The fact that USG has gone full retard is certainly among the sub rosa details that they wish to remain out of public consciousness.
Unfortunately for them, an old truism is operative here.
If you wish in one hand and shit in the other, which one gets full first?
The ballooning category of public-but-classified documents has befuddled officials and led to a series of unusual pronouncements from government agencies and those who work with them.
In December, Columbia University warned international relations students that commenting on the documents disclosed by WikiLeaks online or linking to them might endanger their chances of getting a government job. The same month, the United States Agency for International Development told workers that viewing the documents on an unclassified computer at work or home could violate security rules that govern their employment. In February, an Air Force unit cautioned that employees and even their family members could be prosecuted under the Espionage Act for looking at the WikiLeaks documents at home.

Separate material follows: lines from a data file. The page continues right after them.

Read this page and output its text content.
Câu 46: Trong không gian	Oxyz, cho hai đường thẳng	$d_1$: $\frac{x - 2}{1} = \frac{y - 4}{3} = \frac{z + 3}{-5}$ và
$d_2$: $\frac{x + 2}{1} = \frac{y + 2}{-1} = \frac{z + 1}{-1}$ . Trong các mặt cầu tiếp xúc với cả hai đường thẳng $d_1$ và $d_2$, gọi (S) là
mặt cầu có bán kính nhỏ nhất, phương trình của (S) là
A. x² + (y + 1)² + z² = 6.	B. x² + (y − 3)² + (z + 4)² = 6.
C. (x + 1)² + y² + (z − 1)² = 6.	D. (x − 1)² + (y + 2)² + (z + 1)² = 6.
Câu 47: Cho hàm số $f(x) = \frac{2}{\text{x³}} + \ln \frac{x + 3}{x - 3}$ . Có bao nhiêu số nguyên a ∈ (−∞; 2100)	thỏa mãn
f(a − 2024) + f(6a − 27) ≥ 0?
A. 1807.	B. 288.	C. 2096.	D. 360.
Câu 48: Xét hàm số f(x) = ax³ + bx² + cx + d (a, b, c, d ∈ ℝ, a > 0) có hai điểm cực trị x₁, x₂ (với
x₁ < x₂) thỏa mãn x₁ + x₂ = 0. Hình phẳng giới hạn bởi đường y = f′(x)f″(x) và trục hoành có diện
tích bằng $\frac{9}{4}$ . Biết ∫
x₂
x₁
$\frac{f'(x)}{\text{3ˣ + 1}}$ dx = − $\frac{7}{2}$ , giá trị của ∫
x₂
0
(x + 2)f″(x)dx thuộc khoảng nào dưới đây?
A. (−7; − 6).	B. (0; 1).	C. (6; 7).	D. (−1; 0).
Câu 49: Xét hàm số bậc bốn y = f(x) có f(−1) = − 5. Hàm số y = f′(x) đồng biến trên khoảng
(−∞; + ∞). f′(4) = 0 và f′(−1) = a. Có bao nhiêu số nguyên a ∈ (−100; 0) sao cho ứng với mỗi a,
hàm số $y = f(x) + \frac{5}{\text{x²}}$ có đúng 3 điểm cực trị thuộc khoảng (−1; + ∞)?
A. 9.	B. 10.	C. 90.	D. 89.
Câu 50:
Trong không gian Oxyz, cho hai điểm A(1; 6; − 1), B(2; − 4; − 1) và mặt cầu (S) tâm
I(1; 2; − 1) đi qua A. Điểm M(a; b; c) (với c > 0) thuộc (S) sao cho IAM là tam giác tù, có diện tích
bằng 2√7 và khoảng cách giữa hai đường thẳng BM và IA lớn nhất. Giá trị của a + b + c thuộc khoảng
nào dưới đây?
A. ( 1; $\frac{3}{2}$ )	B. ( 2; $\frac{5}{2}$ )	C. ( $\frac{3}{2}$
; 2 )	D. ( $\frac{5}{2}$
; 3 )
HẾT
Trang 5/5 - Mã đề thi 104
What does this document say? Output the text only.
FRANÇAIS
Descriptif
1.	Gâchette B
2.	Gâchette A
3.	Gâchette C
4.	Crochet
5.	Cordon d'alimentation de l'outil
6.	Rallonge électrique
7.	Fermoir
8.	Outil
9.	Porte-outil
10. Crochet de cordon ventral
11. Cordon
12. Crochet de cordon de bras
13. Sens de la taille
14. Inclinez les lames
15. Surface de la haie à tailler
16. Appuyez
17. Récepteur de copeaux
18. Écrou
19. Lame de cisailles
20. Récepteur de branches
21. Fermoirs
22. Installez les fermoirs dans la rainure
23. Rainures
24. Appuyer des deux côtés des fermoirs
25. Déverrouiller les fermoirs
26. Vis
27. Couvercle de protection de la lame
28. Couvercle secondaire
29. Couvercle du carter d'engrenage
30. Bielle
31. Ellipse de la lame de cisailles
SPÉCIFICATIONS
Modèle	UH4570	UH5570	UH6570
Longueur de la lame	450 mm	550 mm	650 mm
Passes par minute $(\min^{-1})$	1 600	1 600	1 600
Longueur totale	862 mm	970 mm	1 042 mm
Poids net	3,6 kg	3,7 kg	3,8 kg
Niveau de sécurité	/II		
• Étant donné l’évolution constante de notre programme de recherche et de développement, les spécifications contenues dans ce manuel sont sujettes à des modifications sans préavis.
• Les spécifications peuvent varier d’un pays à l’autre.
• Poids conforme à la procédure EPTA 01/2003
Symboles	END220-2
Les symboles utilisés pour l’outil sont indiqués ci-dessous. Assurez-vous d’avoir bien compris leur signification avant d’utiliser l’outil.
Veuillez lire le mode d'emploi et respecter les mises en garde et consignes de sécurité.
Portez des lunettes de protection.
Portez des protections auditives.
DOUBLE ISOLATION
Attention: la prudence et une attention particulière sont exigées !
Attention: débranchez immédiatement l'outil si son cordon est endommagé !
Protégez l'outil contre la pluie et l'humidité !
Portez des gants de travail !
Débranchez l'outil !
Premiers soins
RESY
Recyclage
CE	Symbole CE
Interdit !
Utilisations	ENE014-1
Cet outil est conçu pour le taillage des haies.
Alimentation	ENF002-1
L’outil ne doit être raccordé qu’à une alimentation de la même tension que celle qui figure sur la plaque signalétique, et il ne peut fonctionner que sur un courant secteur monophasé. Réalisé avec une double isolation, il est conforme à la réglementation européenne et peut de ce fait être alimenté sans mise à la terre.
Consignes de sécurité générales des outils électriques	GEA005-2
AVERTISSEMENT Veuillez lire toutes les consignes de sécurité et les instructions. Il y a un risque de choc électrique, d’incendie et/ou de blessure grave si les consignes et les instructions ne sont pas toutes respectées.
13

Some of those warnings were quickly modified or withdrawn after attracting public ridicule. But the general principle that the leaked files remain classified remains in effect, with varying consequences.
Some foreigners applying for asylum in the United States have attached diplomatic cables printed from the Internet that describe repression in their native countries — requiring the Department of Homeland Security to store their applications in special safes and to apply cumbersome security rules.
State Department employees have confided that they read leaked cables on newspaper Web sites at home rather than risk trouble by viewing them at work. A Times reporter who appeared with a State Department official on a recent panel was advised not to show leaked cables as slides — the official was prohibited from looking at them.